Hace tiempo la política se dedicó a la corrupción, las elecciones, el clientelismo y la violencia, y dejó de pertenecerle a los colombianos. Su futuro depende de qué tanto, hombres y mujeres, estén dispuestos a organizarse y a defender el interés público.

Hernando Gómez Buendía
10 de enero de 2000

Los colombianos sentimos que el país no tiene rumbo. No porque creamos que no van a pasar cosas, sino porque creemos que las cosas van a pasarnos. Tampoco porque nos falten proyectos personales —acabar mis estudios, mejorar de puesto, levantar pareja...— sino, precisamente, porque tenemos sólo proyectos personales. No hay sueños colectivos.

El lugar para los sueños colectivos se llama la política. Por eso nuestro mayor problema es no tener política. Sin un espacio para imaginar el futuro ni una herramienta para construirlo, es del todo imposible resolver nuestras grandes dolencias colectivas: violencia, subdesarrollo, corrupción e ineficiencia.

A los colombianos nos robaron la política. Nos la robaron entre los políticos, los violentos, los narcos, los gringos y los burócratas. Nos la robaron en cinco enviones. El primero fue cambiar las elecciones por la política. El segundo fue hacer violencia sin hacer política. El tercero fue llenar de crimen la política. El cuarto fue llevarse la política para el extranjero. Y el quinto fue engordar el fisco para quedarse con él. La actual crisis de Colombia viene de estos cinco raponazos. Y el futuro sobre todo depende de si logramos o no logramos recuperar la política.



Primer raponazo: elecciones sin política

El robo comenzó hace tiempo. Hace —según se mire— 180 años (Independencia), 100 años (Constitución de Núñez) o 50 años (Frente Nacional). De entonces para acá Colombia se honra —y con razón— de ser una de las democracias más estables del mundo. Eramos la ‘Suiza de América’ porque aquí había elecciones mientras nuestros vecinos vivían de golpe en golpe. Pero la democracia electoral tiene una paradoja, que hace dos siglos notó lord Robert Cecil Salisbury: “Si aceptamos el voto universal, los pobres harán todas las leyes y los ricos pagarán todos sus costos”.

La profecía del lord no se cumplió en los países del norte, porque el invento del ‘Estado Benefactor’ precisamente sirvió para que cada vez hubiera menos pobres y más ricos.

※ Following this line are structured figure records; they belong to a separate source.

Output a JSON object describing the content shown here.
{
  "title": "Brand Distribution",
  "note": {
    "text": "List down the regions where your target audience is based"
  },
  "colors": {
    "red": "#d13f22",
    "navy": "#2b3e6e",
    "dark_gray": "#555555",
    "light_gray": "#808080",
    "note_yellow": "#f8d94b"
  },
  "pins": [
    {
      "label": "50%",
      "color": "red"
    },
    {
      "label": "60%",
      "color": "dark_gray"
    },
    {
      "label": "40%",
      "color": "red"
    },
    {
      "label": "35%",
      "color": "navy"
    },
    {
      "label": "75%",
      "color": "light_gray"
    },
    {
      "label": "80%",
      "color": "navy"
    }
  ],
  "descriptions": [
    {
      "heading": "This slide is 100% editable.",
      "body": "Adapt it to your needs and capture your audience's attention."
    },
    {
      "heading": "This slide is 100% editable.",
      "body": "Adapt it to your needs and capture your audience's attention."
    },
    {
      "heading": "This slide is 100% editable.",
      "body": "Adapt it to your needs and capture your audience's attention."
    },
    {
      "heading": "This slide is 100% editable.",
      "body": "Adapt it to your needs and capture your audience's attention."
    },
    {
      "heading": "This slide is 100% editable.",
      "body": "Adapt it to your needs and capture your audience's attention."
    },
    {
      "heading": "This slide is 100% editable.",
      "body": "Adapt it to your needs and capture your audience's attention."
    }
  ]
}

Pero en un país subdesarrollado, la democracia electoral tiende a ser inestable: los pobres cada rato amenazan con elegir un gobierno: populista o izquierdoso, de esos que asustan a los oligarcas; y entonces los oligarcas llaman a los generales.

¿Cómo hizo entonces Colombia para tener una democracia estable sin un Estado Benefactor? Este es nuestro aporte enorme pero secreto a la historia mundial de la política. El secreto fue ingenioso: seguir haciendo elecciones, pero quitarles toda su importancia. Dejar que el pueblo vote cada cuatro años, pero evitar que los elegidos hagan nada de fondo. O sea: separar las elecciones de la política, y reducir la política a puras elecciones.

Y a eso se llegó mediante una elaborada fragmentación del poder. En primer lugar, porque el Estado mismo fue desde siempre débil (ni siquiera ha tenido nunca el monopolio de la fuerza armada). Y en segundo lugar, porque el Estado se partió en compartimentos estancos. Los políticos se dedicaron a cuidar sus clientelas, y la política se le entregó a no-políticos: la política económica a los técnicos, la de orden público a los militares, la de droga a la DEA, la Constitución a los magistrados, y así sucesivamente.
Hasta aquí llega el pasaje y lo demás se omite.